Periodismo

Aterrizar en el mundo

Por Abraham Jiménez Enoa

Abraham Jiménez Enoa se mudó a España tras 5 años prohibido de salir de Cuba

6 de julio de 2024

SumarioEn el capítulo 5 de su último libro, "Aterrizar en el mundo", Abraham Jiménez Enoa relata su experiencia de choque cultural al llegar a España, donde la abundancia sensorial le despierta una profunda sensación de vulnerabilidad.

Foto de Abraham Jiménez Enoa, periodista cubano que vive en Barcelona

Sobre el autor/a:

Abraham Jiménez Enoa

Cofundador de El Estornudo, revista cubana independiente y autor de La isla oculta y Aterrizar en el mundo. Fue columnista en The Washington Post. Ha publicado en The New York Times, BBC, El País, Aljazeera, Gatopardo, entre otros medios.
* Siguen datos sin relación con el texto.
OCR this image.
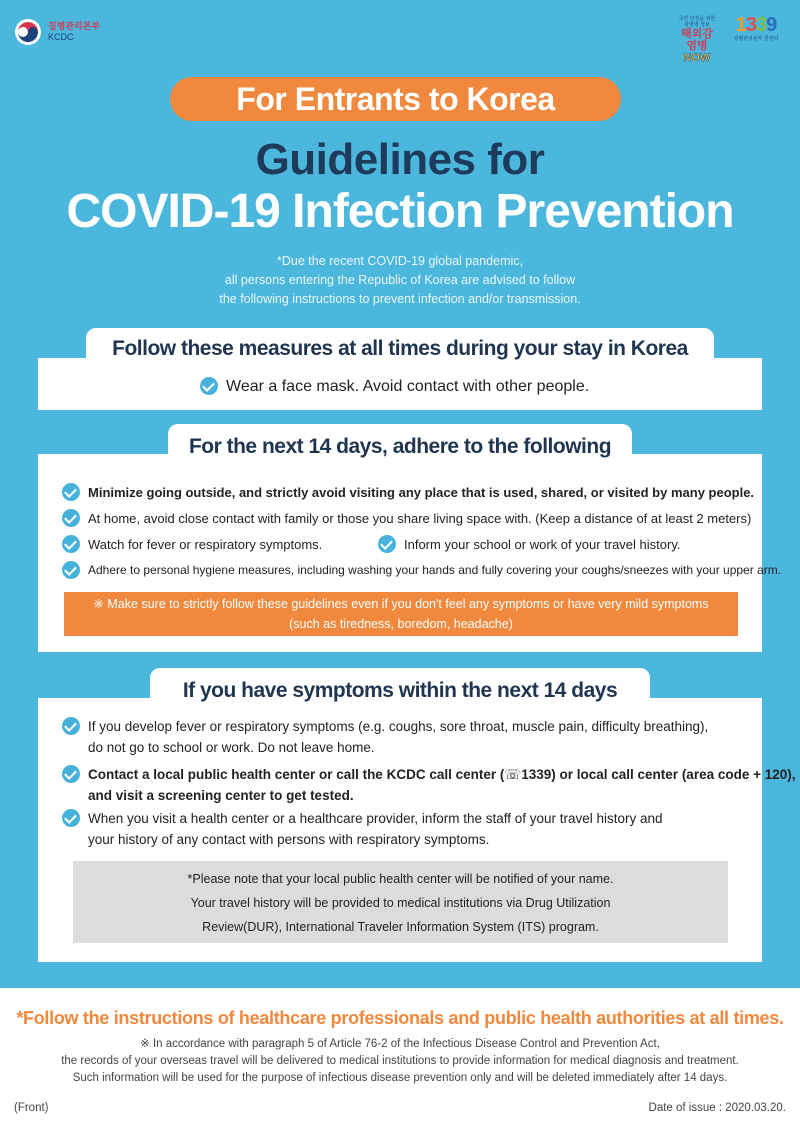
질병관리본부
KCDC
국민 안전을 위한 감염병 정보
해외감염병
NOW
1339
질병관리본부 콜센터
For Entrants to Korea
Guidelines for
COVID-19 Infection Prevention
*Due the recent COVID-19 global pandemic,
all persons entering the Republic of Korea are advised to follow
the following instructions to prevent infection and/or transmission.
Follow these measures at all times during your stay in Korea
Wear a face mask. Avoid contact with other people.
For the next 14 days, adhere to the following
Minimize going outside, and strictly avoid visiting any place that is used, shared, or visited by many people.
At home, avoid close contact with family or those you share living space with. (Keep a distance of at least 2 meters)
Watch for fever or respiratory symptoms.	Inform your school or work of your travel history.
Adhere to personal hygiene measures, including washing your hands and fully covering your coughs/sneezes with your upper arm.
※ Make sure to strictly follow these guidelines even if you don't feel any symptoms or have very mild symptoms
(such as tiredness, boredom, headache)
If you have symptoms within the next 14 days
If you develop fever or respiratory symptoms (e.g. coughs, sore throat, muscle pain, difficulty breathing),
do not go to school or work. Do not leave home.
Contact a local public health center or call the KCDC call center (☏1339) or local call center (area code + 120),
and visit a screening center to get tested.
When you visit a health center or a healthcare provider, inform the staff of your travel history and
your history of any contact with persons with respiratory symptoms.
*Please note that your local public health center will be notified of your name.
Your travel history will be provided to medical institutions via Drug Utilization
Review(DUR), International Traveler Information System (ITS) program.
*Follow the instructions of healthcare professionals and public health authorities at all times.
※ In accordance with paragraph 5 of Article 76-2 of the Infectious Disease Control and Prevention Act,
the records of your overseas travel will be delivered to medical institutions to provide information for medical diagnosis and treatment.
Such information will be used for the purpose of infectious disease prevention only and will be deleted immediately after 14 days.
(Front)	Date of issue : 2020.03.20.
Ganó el premio Libertad de Prensa Internacional del Comité para la Protección de Periodistas, el Sigma Delta Chi Awards de The Society of Professional Journalists, el de la Sociedad Interamericana de Prensa, el One Young World Journalist of the Year Award, el Lyra Mckee Award for Bravery y la beca Michael Jacobs de la Fundación Gabo.

Será imposible que entres a un mercado o a una tienda, me dijeron en Cuba, y que no te lances de clavado a comer todo lo que nunca comiste en tu vida, a ponerte encima todos los trapos que nunca llevaste. Sin embargo, me sucede todo lo contrario. Estoy tan en shock que bajo de peso y sigo con la misma ropa vieja.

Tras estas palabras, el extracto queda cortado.